Methods: Twelve patients with serologically and histologically confirmed MPO-ANCA-associated RPGN (7 men, 5 women; mean age 71 +/- 3 years) received IVIg (400 mg/kg/day) alone for 5 days. The effects of IVIg were evaluated by white blood cell counts, serum C-reactive protein levels, Birmingham Vasculitis Activity Score, rate of change in reciprocal creatinine (1/Cre), and plasma tumor necrosis factor-alpha levels after IVIg administration. Corticosteroids with or without cyclophosphamide were commenced after IVIg.
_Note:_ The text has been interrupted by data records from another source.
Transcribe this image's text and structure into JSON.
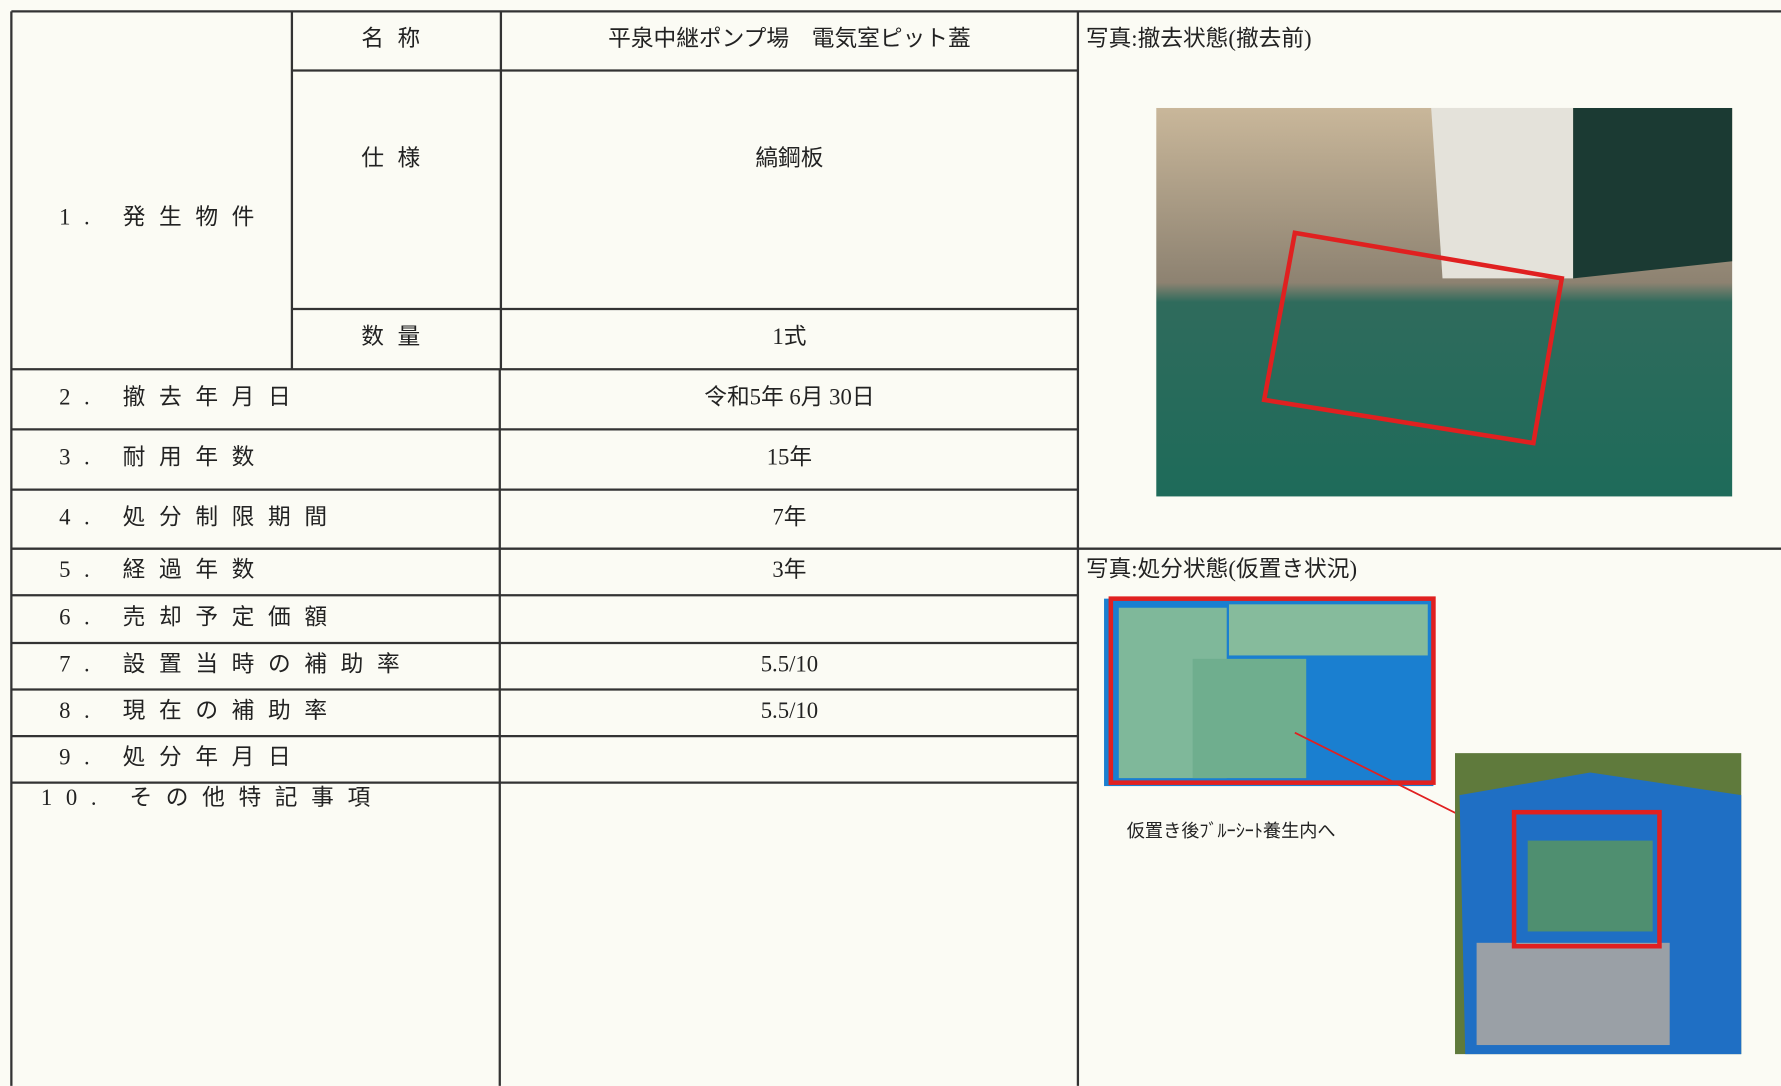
{
  "section_1": {
    "label": "1. 発生物件",
    "rows": [
      {
        "label": "名称",
        "value": "平泉中継ポンプ場　電気室ピット蓋"
      },
      {
        "label": "仕様",
        "value": "縞鋼板"
      },
      {
        "label": "数量",
        "value": "1式"
      }
    ]
  },
  "items": [
    {
      "label": "2. 撤去年月日",
      "value": "令和5年  6月  30日"
    },
    {
      "label": "3. 耐用年数",
      "value": "15年"
    },
    {
      "label": "4. 処分制限期間",
      "value": "7年"
    },
    {
      "label": "5. 経過年数",
      "value": "3年"
    },
    {
      "label": "6. 売却予定価額"
    },
    {
      "label": "7. 設置当時の補助率",
      "value": "5.5/10"
    },
    {
      "label": "8. 現在の補助率",
      "value": "5.5/10"
    },
    {
      "label": "9. 処分年月日"
    },
    {
      "label": "10. その他特記事項"
    }
  ],
  "photo_before": {
    "caption": "写真:撤去状態(撤去前)"
  },
  "photo_disposal": {
    "caption": "写真:処分状態(仮置き状況)",
    "note": "仮置き後ﾌﾞﾙｰｼｰﾄ養生内へ"
  }
}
Results: After IVIg treatment, a significant decrease was observed in white blood cell count (p < 0.05), C-reactive protein values (p < 0.001), and Birmingham Vasculitis Activity Score (p < 0.001) concomitant with the amelioration of systemic symptoms. The rate of change in 1/Cre significantly improved (p < 0.05). Plasma tumor necrosis factor-alpha levels that were significantly elevated in patients before IVIg compared with normal controls (p < 0.0001), rapidly declined after IVIg with a significant reduction (p < 0.05). Three months post-treatment with IVIg, all patients showed improvement of disease without serious infectious complications.
Conclusion: IVIg is a potential component of remission induction therapy for patients with MPO-ANCA-associated RPGN.